Nuclear Alert!



Last Thursday I went to the Churchill Hospital in Oxford for a pet scan. After spending 90 minutes in a cupboard while two nurses injected me with radioactive material from a gun-metal canister (it set off a loud alert on one of them!) I was placed in the centre of a large room with all sorts of nuclear notices plastered around it. There I had to lie in a big metal tunnel with my arms above my head for 35 minutes with the noise of the machine as it whirred around my body as my only companion. When I finally escaped I was too radioactive to be near children or pregnant women for 6 to 10 hours! As my young friend was neither, she drove me home.

We’ve just returned from a weekend in Norfolk. I like steam trains so we took a trip on the North Norfolk Railway between Holt and Sheringham.



We were staying with Christine at her cottage in the hamlet of Stanfield, and she came with us. Sitting in a very luxurious first-class compartment at the front of the train it took me back to my younger days (not that I ever travelled first-class then) when I always went around by train in corridor coaches. Here comes the ticket collector. Nice to have an old-fashioned cardboard ticket to be clipped,



When we got back to Holt I clambered up to the driver’s cabin. It was very hot in there.

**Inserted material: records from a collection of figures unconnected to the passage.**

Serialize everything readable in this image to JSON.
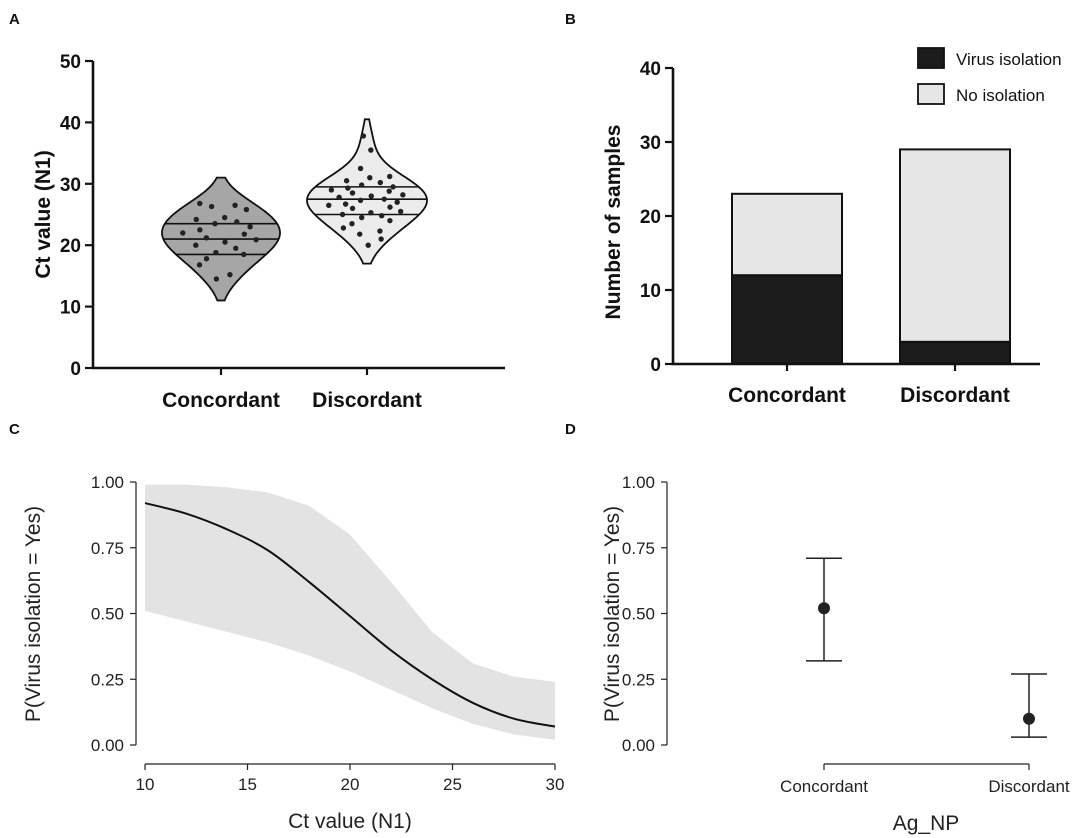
{
  "panels": {
    "a": "A",
    "b": "B",
    "c": "C",
    "d": "D"
  },
  "chart_data": [
    {
      "panel": "A",
      "type": "violin",
      "title": "",
      "xlabel": "",
      "ylabel": "Ct value (N1)",
      "ylim": [
        0,
        50
      ],
      "yticks": [
        0,
        10,
        20,
        30,
        40,
        50
      ],
      "categories": [
        "Concordant",
        "Discordant"
      ],
      "quartiles": [
        {
          "q1": 18.5,
          "median": 21,
          "q3": 23.5
        },
        {
          "q1": 25,
          "median": 27.5,
          "q3": 29.5
        }
      ],
      "range": [
        {
          "min": 11,
          "max": 31
        },
        {
          "min": 17,
          "max": 40.5
        }
      ],
      "points": [
        [
          26.8,
          26.5,
          26.3,
          25.8,
          24.5,
          24.2,
          23.8,
          23.5,
          23.0,
          22.5,
          22.0,
          21.8,
          21.2,
          20.9,
          20.5,
          20.0,
          19.5,
          18.8,
          18.5,
          17.8,
          16.8,
          15.2,
          14.5
        ],
        [
          37.8,
          35.5,
          32.5,
          31.2,
          31.0,
          30.5,
          30.2,
          29.8,
          29.5,
          29.3,
          29.0,
          28.8,
          28.5,
          28.2,
          28.0,
          27.8,
          27.5,
          27.3,
          27.0,
          26.7,
          26.5,
          26.2,
          26.0,
          25.5,
          25.3,
          25.0,
          24.8,
          24.5,
          24.0,
          23.5,
          22.8,
          22.3,
          21.8,
          21.0,
          20.0
        ]
      ]
    },
    {
      "panel": "B",
      "type": "stacked-bar",
      "title": "",
      "xlabel": "",
      "ylabel": "Number of samples",
      "ylim": [
        0,
        40
      ],
      "yticks": [
        0,
        10,
        20,
        30,
        40
      ],
      "categories": [
        "Concordant",
        "Discordant"
      ],
      "series": [
        {
          "name": "Virus isolation",
          "values": [
            12,
            3
          ],
          "color": "#1c1c1c"
        },
        {
          "name": "No isolation",
          "values": [
            11,
            26
          ],
          "color": "#e6e6e6"
        }
      ],
      "legend": "top-right"
    },
    {
      "panel": "C",
      "type": "line",
      "title": "",
      "xlabel": "Ct value (N1)",
      "ylabel": "P(Virus isolation = Yes)",
      "xlim": [
        10,
        30
      ],
      "ylim": [
        0,
        1
      ],
      "xticks": [
        10,
        15,
        20,
        25,
        30
      ],
      "yticks": [
        0.0,
        0.25,
        0.5,
        0.75,
        1.0
      ],
      "ytick_labels": [
        "0.00",
        "0.25",
        "0.50",
        "0.75",
        "1.00"
      ],
      "x": [
        10,
        12,
        14,
        16,
        18,
        20,
        22,
        24,
        26,
        28,
        30
      ],
      "y": [
        0.92,
        0.88,
        0.82,
        0.74,
        0.62,
        0.49,
        0.36,
        0.25,
        0.16,
        0.1,
        0.07
      ],
      "ci_lower": [
        0.51,
        0.47,
        0.43,
        0.39,
        0.34,
        0.28,
        0.21,
        0.14,
        0.08,
        0.04,
        0.02
      ],
      "ci_upper": [
        0.99,
        0.99,
        0.98,
        0.96,
        0.91,
        0.8,
        0.62,
        0.43,
        0.31,
        0.26,
        0.24
      ]
    },
    {
      "panel": "D",
      "type": "errorbar",
      "title": "",
      "xlabel": "Ag_NP",
      "ylabel": "P(Virus isolation = Yes)",
      "ylim": [
        0,
        1
      ],
      "yticks": [
        0.0,
        0.25,
        0.5,
        0.75,
        1.0
      ],
      "ytick_labels": [
        "0.00",
        "0.25",
        "0.50",
        "0.75",
        "1.00"
      ],
      "categories": [
        "Concordant",
        "Discordant"
      ],
      "estimates": [
        0.52,
        0.1
      ],
      "lower": [
        0.32,
        0.03
      ],
      "upper": [
        0.71,
        0.27
      ]
    }
  ]
}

Down the lane from Christine’s house lives an old farmer called Joe. Here he is with a couple of his dogs.



He owns 8 dogs, chickens, lots of noisy geese, and eight or so shire horses. One of them tried to eat my young friend’s jacket.




Joe ploughs his fields with a team of shire horses, and I gave him a DVD I’d made of him with his horses on an earlier visit.

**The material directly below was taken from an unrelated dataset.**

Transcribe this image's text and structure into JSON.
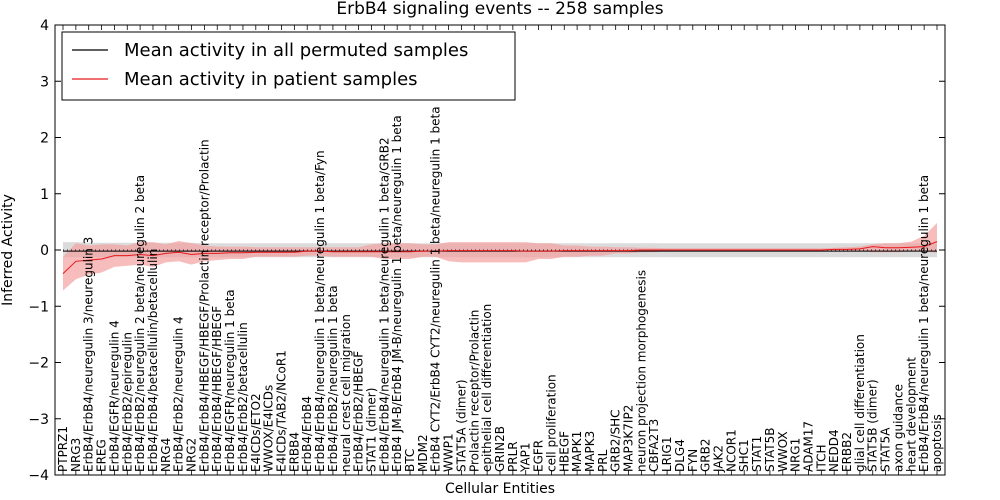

We went to nearby Castle Acre Priory the following morning.



This must have been a very impressive collection of buildings during the Norman conquest. The castle and priory were built in the early 1070’s by the family of William de Warenne, a Norman knight and was a combination of fortress and aristocratic residence. Although Castle Acre priory closed in 1537 it is remarkably preserved, and although abandoned in the middle ages, remains one of the most comprehensive Norman earthworks in the country. As we wandered around we took a whole series of photographs.






On the way back home we had to make way for a whole caravan of tractors on their way to some sort of rustic rally. (Wonder what a collection of tractors is called?)





Every time I go to Norfolk there’s a cold wind blowing, and this time was no exception. These two seagulls didn’t seem bothered as they perched high above the harbour in Wells-next-the-sea.




On Monday we decided to drive the 150 miles home by avoiding motorways. (The M25 is always congested and very boring.) Our first destination was Oxburgh Hall in southwest Norfolk. This stately home was built in about 1482 at the height of the War of the Roses,




Beautifully preserved, it’s surrounded by a wide moat. We entered the house via the gatehouse. Inside I came across this gold relief carving.



We climbed up to the roof via a very precarious spiral staircase as you can see, and the other photo shows the view from the top.




Right next to the Hall is a small chapel and here is one of the stained glass windows inside



To break our journey we called in to Woburn Abbey – the home of the Duke of Bedford. I remember the last time I came to Woburn was in 1963 while on leave from Singapore. Then I photographed my friend’s little blonde, blue-eyed daughter sitting down and dwarfed amid hundreds of daffodils. Subsequently the picture won a gold medal in a pan-Asian photographic competition. I called it ‘Barbie in Wonderland’.
At Woburn in its vast 3,000 acres of parkland they look after about 8 species of deer. As we drove around in the bright sunshine we took a few pictures. Here’s a couple.




This morning I finished my miniature of the Past Master of the Worshipful Society of Apothecaries. I won’t be showing it on my blog until he’s received the painting, but he’s already given permission for it to be shown there, so probably next week I’ll include it.

Now I’m spending a lot of time on preparations for my exhibition. My friend, David, has made me a scale model of the exhibition venue, and today I’ve started working out exactly where the hundred or so paintings will hang. Should be fun.